Europe’s largest parking app operator has reported itself to information regulators in the EU and UK after hackers stole customer data.

EasyPark Group, the owner of brands including RingGo and ParkMobile, said customer names, phone numbers, addresses, email addresses and parts of credit card numbers had been taken but said parking data had not been compromised in the cyber-attack.

The company did not say how many of its users had been affected, beyond detailing that 950 RingGo users in the UK were involved. A spokesperson said “the majority of users affected are users in Europe on the EasyPark brand”, which suggested that the data of thousands of customers had been compromised.

The hack highlights the increasing centralisation of parking services across the world, as apps, websites and automated phone lines replace physical meters and parking attendants. Operating machines is much more expensive but they do not require personal data to make payments and can be used by people who rely on cash, such as many older drivers.

The central collection of location data is particularly sensitive because it could be used to physically track people.

EasyPark has said it is Europe’s biggest parking app in terms of coverage. The company and rivals such as the Volkswagen-owned PayByPhone and JustPark in Europe and ParkWhiz and SpotHero in the US are racing to cover as much of the world as possible, often incurring steep losses while snapping up competitors.

EasyPark is owned by the private equity investors Vitruvian Partners and Verdane, which bought it from BMW and Daimler in 2021. Its EasyPark, ParkMobile, RingGo and Park-line apps operate in more than 4,000 cities across 23 countries, including the US, Australia, New Zealand and most western European states such as Germany, France, Spain, Italy and the UK.

The company said its ParkMobile brand, which has 50 million users in the US, had not been affected. Users of RingGo had been affected because some of its services were integrated with the EasyPark technology, but the RingGo platform was not breached, it said.

The company was not yet aware of instances of the data being used or published, and had not received a ransom demand.
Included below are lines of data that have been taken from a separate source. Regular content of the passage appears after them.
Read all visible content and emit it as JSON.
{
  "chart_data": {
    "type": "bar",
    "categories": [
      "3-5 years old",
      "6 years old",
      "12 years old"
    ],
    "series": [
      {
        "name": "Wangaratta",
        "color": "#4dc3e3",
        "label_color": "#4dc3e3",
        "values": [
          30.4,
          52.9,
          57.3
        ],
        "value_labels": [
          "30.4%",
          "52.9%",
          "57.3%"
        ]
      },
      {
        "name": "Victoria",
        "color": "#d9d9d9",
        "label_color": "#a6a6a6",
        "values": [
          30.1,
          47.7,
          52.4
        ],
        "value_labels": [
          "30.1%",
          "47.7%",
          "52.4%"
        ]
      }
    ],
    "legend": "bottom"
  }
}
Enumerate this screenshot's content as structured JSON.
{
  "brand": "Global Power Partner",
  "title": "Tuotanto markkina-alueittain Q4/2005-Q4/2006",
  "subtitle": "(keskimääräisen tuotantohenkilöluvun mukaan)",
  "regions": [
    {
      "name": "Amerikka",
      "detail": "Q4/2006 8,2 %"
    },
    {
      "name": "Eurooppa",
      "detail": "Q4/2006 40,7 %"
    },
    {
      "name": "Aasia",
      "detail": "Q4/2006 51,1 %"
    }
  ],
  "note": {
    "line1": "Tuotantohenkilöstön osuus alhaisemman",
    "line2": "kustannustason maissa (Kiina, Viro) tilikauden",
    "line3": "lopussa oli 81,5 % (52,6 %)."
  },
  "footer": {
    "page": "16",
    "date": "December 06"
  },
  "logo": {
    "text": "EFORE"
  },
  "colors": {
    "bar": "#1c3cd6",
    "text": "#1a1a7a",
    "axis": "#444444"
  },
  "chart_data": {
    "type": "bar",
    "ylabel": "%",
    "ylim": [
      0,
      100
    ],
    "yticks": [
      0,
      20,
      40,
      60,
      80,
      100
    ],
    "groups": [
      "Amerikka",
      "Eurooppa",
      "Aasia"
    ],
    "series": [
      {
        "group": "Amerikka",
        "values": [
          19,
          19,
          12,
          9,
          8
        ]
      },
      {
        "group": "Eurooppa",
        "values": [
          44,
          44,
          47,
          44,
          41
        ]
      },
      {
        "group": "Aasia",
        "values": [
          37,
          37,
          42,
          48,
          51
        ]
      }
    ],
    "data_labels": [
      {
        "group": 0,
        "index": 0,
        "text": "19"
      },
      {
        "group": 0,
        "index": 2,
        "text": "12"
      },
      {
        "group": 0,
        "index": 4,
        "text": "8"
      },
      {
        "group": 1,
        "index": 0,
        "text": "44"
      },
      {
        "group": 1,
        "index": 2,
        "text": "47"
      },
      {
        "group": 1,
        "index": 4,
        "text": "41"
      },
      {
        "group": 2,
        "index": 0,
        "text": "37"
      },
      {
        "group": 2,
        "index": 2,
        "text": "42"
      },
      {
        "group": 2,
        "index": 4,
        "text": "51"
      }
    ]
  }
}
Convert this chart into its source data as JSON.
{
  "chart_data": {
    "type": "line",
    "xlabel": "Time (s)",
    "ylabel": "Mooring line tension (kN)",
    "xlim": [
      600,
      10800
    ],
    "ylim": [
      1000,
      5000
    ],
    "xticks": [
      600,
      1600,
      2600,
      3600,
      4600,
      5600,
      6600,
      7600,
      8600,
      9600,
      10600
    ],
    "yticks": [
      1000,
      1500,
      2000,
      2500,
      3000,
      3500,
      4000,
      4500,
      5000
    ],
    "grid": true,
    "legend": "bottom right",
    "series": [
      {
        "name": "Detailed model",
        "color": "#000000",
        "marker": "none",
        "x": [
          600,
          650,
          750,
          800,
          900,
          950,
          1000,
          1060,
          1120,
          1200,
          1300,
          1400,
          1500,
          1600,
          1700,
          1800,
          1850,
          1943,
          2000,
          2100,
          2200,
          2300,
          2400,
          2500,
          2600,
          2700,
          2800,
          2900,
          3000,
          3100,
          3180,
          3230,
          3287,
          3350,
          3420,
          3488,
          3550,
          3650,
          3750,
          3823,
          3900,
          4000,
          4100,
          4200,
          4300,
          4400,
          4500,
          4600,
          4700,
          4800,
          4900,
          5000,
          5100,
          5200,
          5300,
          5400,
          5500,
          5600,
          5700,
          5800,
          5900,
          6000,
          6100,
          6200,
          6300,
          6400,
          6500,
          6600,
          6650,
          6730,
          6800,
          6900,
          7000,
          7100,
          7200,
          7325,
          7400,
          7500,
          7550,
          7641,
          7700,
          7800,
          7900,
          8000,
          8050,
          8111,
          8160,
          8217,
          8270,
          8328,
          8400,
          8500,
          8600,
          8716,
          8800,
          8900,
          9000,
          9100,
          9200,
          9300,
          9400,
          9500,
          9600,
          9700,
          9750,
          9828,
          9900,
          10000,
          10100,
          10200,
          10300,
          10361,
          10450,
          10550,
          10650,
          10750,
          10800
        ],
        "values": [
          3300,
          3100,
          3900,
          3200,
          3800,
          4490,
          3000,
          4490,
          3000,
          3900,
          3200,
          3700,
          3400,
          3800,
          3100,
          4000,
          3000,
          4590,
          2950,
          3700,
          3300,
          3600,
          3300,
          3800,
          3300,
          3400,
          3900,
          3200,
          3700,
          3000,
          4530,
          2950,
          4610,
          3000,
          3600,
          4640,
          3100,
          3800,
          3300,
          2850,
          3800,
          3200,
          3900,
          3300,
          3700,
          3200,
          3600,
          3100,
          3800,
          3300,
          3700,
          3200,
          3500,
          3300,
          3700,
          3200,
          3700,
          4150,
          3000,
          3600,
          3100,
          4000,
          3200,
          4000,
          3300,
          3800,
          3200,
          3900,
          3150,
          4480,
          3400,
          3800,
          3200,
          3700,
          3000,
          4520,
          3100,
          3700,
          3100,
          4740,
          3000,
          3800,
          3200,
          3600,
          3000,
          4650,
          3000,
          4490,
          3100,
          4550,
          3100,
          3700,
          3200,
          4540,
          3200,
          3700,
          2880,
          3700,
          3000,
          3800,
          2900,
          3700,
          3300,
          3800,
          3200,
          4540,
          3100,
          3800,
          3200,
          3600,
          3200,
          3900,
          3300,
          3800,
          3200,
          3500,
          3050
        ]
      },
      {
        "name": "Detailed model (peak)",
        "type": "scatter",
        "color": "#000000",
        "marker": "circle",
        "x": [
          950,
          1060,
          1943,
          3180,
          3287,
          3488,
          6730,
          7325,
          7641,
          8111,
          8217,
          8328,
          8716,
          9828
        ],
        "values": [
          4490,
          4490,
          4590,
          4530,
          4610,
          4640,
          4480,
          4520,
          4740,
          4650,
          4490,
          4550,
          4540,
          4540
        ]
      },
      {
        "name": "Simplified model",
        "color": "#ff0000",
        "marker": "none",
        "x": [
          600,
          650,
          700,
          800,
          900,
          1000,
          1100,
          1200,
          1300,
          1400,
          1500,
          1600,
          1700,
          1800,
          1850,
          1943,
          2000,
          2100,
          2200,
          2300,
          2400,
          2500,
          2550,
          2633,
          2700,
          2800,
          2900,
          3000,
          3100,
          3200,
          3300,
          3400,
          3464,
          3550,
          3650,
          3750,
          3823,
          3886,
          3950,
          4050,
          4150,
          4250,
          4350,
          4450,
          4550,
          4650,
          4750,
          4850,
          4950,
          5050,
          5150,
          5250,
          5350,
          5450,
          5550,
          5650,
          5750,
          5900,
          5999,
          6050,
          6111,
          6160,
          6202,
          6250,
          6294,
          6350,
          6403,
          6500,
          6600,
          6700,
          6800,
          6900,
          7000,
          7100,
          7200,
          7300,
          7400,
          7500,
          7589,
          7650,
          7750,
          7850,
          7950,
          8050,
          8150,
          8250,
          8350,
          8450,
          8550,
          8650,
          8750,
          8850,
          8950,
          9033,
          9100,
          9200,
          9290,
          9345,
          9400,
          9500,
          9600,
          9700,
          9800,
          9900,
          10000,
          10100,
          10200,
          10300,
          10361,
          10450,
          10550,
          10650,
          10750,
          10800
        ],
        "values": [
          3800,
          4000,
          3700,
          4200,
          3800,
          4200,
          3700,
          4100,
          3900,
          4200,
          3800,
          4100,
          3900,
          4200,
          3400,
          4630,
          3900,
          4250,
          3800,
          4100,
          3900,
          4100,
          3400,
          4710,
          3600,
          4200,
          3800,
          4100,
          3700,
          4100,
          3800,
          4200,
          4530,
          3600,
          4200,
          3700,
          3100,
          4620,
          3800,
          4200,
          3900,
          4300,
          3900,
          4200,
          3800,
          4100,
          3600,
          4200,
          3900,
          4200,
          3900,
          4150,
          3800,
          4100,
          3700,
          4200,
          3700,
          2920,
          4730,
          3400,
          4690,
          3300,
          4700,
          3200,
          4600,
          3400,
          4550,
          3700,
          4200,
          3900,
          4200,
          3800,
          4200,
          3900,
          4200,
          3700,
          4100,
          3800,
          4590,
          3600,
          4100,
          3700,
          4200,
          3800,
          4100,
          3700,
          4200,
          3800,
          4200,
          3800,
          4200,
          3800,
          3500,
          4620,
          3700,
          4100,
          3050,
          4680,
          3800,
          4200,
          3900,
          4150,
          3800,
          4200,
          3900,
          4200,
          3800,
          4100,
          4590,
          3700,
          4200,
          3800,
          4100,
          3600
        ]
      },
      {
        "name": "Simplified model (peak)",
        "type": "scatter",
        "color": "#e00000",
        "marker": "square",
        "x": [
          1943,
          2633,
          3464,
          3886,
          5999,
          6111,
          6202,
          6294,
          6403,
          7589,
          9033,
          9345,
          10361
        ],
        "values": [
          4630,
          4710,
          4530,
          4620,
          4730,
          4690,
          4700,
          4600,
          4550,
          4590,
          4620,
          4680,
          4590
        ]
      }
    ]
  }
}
EasyPark Group said it discovered the breach on 10 December, and started informing all affected customers days later. Sweden’s privacy regulator has been notified as the lead authority for the EU, while the Information Commissioner’s Office in the UK and the Swiss data regulator have also been informed.

EasyPark said that, for affected customers, “a few digits of your IBAN or credit card number” were part of the breach but no combination of the stolen data could be used to make payments. However, it warned that customers should be mindful of phishing, when attackers use some information to fool people into giving away money or payment details.